WASHINGTON — Colorado Gov. Bill Owens told a House Judiciary subcommittee Wednesday that the Streamlined Sales Tax Project (STTP), which would require online retailers to charge and collect sales taxes, would negate one-third of President Bush’s federal income tax cut of 1991.
Owens, who admitted the majority of the nation’s governors support the STTP, also said the plan would “fundamentally alter” e-commerce and was unfair to rural and senior Internet users.
“With Internet sales being just one percent of total sales, I don’t think this is the time to burden this burgeoning business,” Owens told the Subcommittee on Commercial and Administrative Law.
The Republican governor came to Capital Hill to oppose H.R. 3184, which grants congressional approval to a national compact negotiated among state governments to streamline and simplify more than 7,500 diverse sales tax laws among state and local governments. The legislation would have the practical effect of allowing states to enforce sales taxes on online sales.
The bill was introduced last week by Rep. Bill Delahunt (D.-Mass.) and co-sponsored by Rep. Ernest Istook (R.-Okla.). Similar legislation is expected to be introduced in the Senate by Mike Enzi (R.-Wyo.) and Byron Dorgan (D.-N.D.).
“The SSTA marks a significant departure from the sales and use tax system now in place,” Delahunt said. “Under the Commerce Clause of the U.S. Constitution, Congress has the sole authority to regulate commerce among the states.”
Currently, sales and use taxes are owed on all online transactions, but states are prohibited from requiring remote sellers to collect and remit those levies. A 1992 U.S. Supreme Court decision said states can only require sellers that have a physical presence or “nexus” in the same state as the consumer to collect so-called use taxes.
The court ruled that the current patchwork of taxing jurisdictions across the country is too complex and burdensome for online retailers to charge and collect sales taxes. In order to collect the taxes, the court ruled, states would need to first simplify the existing system.
Spearheaded by the National Governors Association (NGA), states and local governments, with input from the private sector, have been working for three years to overhaul the nation’s sales tax structure. Last November, delegates from 32 states approved a model interstate agreement that establishes uniform definitions for taxable goods and requires participating states and local governments to have only one statewide tax rate for each type of product by 2006.
To date, 34 states have agreed to enter into the compact, and 20 states have already passed implementing legislation.
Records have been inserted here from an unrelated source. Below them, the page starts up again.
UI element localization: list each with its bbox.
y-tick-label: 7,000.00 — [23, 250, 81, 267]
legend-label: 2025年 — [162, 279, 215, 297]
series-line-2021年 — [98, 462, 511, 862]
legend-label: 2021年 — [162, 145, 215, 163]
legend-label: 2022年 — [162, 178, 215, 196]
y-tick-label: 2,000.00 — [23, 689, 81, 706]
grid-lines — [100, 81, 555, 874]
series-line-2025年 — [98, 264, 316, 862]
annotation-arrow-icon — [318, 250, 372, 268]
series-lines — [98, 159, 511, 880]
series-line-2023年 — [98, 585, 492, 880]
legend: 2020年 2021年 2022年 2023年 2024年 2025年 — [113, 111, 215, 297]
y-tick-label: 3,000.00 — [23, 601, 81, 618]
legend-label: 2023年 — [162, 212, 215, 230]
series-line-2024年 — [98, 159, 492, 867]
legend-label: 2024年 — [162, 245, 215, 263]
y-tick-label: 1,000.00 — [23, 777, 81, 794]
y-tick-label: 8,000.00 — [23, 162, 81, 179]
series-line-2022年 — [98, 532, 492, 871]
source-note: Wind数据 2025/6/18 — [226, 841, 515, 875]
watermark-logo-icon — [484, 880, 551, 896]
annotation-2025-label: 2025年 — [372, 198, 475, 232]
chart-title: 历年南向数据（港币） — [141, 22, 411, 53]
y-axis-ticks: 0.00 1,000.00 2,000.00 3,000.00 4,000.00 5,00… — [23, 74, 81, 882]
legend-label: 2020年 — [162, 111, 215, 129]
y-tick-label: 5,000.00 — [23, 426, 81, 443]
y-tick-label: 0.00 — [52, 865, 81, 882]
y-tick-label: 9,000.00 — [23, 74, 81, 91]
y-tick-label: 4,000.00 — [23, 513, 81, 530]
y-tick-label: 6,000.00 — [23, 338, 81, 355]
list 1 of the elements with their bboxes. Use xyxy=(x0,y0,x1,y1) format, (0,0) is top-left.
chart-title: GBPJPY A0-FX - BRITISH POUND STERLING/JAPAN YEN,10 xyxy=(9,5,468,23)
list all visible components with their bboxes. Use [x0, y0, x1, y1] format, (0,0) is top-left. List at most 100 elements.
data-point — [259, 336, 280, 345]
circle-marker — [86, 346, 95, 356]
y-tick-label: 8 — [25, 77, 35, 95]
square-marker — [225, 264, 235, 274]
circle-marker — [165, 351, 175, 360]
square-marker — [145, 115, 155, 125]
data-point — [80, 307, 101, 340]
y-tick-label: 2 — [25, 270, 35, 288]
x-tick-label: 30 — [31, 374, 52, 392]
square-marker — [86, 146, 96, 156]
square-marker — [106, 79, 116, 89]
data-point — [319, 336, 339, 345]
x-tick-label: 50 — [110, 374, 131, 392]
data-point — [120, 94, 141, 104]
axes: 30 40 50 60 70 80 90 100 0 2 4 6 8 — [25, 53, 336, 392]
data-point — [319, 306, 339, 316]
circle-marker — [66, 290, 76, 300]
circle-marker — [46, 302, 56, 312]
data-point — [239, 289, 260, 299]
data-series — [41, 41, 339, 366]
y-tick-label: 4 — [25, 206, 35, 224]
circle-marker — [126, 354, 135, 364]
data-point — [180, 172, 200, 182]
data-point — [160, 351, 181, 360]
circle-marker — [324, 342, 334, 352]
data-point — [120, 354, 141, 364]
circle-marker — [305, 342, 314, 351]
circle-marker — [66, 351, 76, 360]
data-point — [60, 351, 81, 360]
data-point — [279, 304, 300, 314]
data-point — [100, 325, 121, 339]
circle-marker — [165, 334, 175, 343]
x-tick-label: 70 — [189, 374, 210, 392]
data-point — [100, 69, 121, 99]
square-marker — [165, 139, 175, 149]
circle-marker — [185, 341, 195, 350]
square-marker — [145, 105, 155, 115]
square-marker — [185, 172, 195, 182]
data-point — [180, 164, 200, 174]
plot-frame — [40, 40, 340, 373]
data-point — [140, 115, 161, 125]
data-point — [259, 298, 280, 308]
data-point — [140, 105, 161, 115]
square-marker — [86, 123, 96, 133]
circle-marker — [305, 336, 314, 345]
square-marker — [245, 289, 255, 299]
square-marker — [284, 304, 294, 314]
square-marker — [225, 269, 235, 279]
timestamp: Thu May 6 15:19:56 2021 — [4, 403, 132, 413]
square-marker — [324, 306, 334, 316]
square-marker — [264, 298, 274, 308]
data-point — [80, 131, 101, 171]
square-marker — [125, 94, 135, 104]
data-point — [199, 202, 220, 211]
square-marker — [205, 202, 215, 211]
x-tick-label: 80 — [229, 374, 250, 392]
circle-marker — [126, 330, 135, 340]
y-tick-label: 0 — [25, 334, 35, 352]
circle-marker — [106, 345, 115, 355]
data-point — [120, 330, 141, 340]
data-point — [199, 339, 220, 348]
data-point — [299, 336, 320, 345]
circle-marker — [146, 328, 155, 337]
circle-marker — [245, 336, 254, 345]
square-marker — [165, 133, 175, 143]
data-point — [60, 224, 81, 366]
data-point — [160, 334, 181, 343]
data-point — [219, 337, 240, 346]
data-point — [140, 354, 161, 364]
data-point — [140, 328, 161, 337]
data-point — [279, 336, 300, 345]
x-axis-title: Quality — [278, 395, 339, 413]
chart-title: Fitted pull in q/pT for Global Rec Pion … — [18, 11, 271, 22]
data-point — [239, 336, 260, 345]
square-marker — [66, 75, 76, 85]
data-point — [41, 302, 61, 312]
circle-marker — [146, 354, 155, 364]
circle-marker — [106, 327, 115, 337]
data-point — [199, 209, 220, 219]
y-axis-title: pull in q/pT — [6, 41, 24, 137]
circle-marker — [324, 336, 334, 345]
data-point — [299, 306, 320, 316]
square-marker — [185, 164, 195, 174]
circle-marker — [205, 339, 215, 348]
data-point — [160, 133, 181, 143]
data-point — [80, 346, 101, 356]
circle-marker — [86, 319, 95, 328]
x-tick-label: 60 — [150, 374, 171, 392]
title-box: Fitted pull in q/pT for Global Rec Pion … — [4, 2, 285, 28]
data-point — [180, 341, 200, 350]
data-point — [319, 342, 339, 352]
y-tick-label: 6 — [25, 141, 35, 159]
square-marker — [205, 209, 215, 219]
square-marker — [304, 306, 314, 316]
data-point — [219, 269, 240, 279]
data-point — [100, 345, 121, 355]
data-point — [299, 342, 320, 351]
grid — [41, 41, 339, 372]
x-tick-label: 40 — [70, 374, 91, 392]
Under the bill, these states would be permitted to enforce sales tax laws on merchants who ship goods into their state and have over $5 million in gross annual sales. The legislation also requires states to compensate retailers for their costs in collecting sales taxes.
Supporting the legislation is a coalition of national retailers as well as the National Governors Association, the National League of Cities, National Council of State Legislators, National Association of County Officials, National Association of Real Estate Investment Trusts, International Council of Shopping Centers, the National Retail Federation, and the International Mass Retail Association.
“Remote sellers have claimed for years that state sales tax systems were too complicated for a retailer in one state to know what sales tax to charge a customer from another state,” Maureen Riehl, vice president and state and government relations counsel for the National Retail Federation, told the subcommittee. “That’s no longer true. The states have been busy simplifying their sales tax systems and there’s no longer any excuse for not collecting the sales tax customers owe.”
In addition to traditional brick-and-mortar merchants, who have long complained of the pricing advantage online retailers hold since they do not have to charge sales tax on purchases, a number of major e-commerce players, including Wal-Mart, Staples and Target, have begun charging their customers sales taxes on almost all online purchases.
Jack Vanwoerkom, EVP and general counsel for the Framingham, Mass.-based Staples, said Delahunt’s legislation is “critical to end the current inwquity whereby Staples.com is required to collect and remit sales taxes because Staples has made a commitment to be present in local communities.”
Vanwoerkom added, “Pure Internet retailers do not bear the same burden of collecting and remitting sales taxes.”
A report by the University of Tennessee last year estimated that all 50 states could collectively lose more than $45 billion in Internet sales tax revenue in 2006.
The study, commissioned by the Institute for State Studies and prepared by the University of Tennessee with data collected by Forrester Research, shows the revenue impacts for states are significant. Nearly half of state revenues come from sales taxes and more than 40 percent of state spending is dedicated to education, law enforcement, and transportation projects.
According to the study, in 2001, inability to tax e-commerce likely cost state and local government revenue a loss of $13.3 billion. By 2006, the loss will more than triple to $45.2 billion; and in 2011 the loss will be $54.8 billion. The cumulative total of losses between 2001 and 2011 is $439 billion. The report also shows how much each individual state will lose from uncollected sales and use taxes.